Le chômage n'est pas une fatalité mondiale affectant indistinctement les économies développées ; c'est un mal européen, et plus encore un mal français. La France, au plus fort de la reprise, en 1989, n'a pas réussi à baisser son taux de chômage au-dessous de 9 % ; il est aujourd'hui de plus de 12 %. Il a progressé de 10,2 % en 1993. Si certains s'aventurent à annoncer la reprise de la croissance, personne n'ose prédire l'arrêt prochain de la progression du chômage. Certes, ce taux est légèrement plus faible dans les Vosges, où il atteint néanmoins 11,3 %. Mais notre département est durement frappé par les difficultés des industries du textile, du papier-carton et de l'automobile.

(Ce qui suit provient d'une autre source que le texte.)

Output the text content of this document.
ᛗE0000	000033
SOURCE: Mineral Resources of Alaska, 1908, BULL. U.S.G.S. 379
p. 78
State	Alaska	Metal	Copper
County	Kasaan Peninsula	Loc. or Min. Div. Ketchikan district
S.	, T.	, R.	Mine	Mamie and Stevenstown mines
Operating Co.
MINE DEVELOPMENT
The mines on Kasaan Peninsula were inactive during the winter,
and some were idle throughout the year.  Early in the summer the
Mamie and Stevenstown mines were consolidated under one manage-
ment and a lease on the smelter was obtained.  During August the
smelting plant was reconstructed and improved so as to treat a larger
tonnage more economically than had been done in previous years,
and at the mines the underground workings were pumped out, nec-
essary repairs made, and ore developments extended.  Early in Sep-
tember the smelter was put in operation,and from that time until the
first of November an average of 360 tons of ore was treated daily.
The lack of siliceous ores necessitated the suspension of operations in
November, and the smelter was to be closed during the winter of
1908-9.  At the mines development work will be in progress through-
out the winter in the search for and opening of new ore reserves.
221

Ces données sont connues. Mais on n'en tire pas suffisamment la conséquence : l'augmentation du nombre de sans-emploi transforme l'exclusion en un mal incontournable contre lequel toutes les énergies doivent se mobiliser. Car le chômage est à la fois à l'origine du déficit du système de protection sociale, de l'alourdissement des charges des entreprises et des actifs, et de l'inefficacité de la protection pour les exclus : il faut absolument sortir de ce cercle vicieux.
La plupart d'entre vous le savent : l'exclusion, pour ceux qui la vivent, est une tragédie où la misère matérielle le dispute à la détresse morale. Elle est l'expression d'une société de castes, où la promotion sociale devient impossible, où les situations se figent alors même que les solidarités traditionnelles et familiales tendent à s'affaiblir.
Certains parmi vous l'ont vécu pour en avoir été victimes, avant de travailler pour Emplois-Services. Ils le vérifient désormais en retenant chaque jour une dizaine de personnes qui se trouvent dans une situation dramatique. Il y a ceux qui n'ont plus de revenu, ceux qui n'ont plus accès au logement, ceux qui rencontrent des problèmes de santé et chacun sait bien que ce sont souvent les mêmes, tant il est vrai que les handicaps se cumulent et finissent par transformer la vie de ceux qui les subissent en un véritable enfer.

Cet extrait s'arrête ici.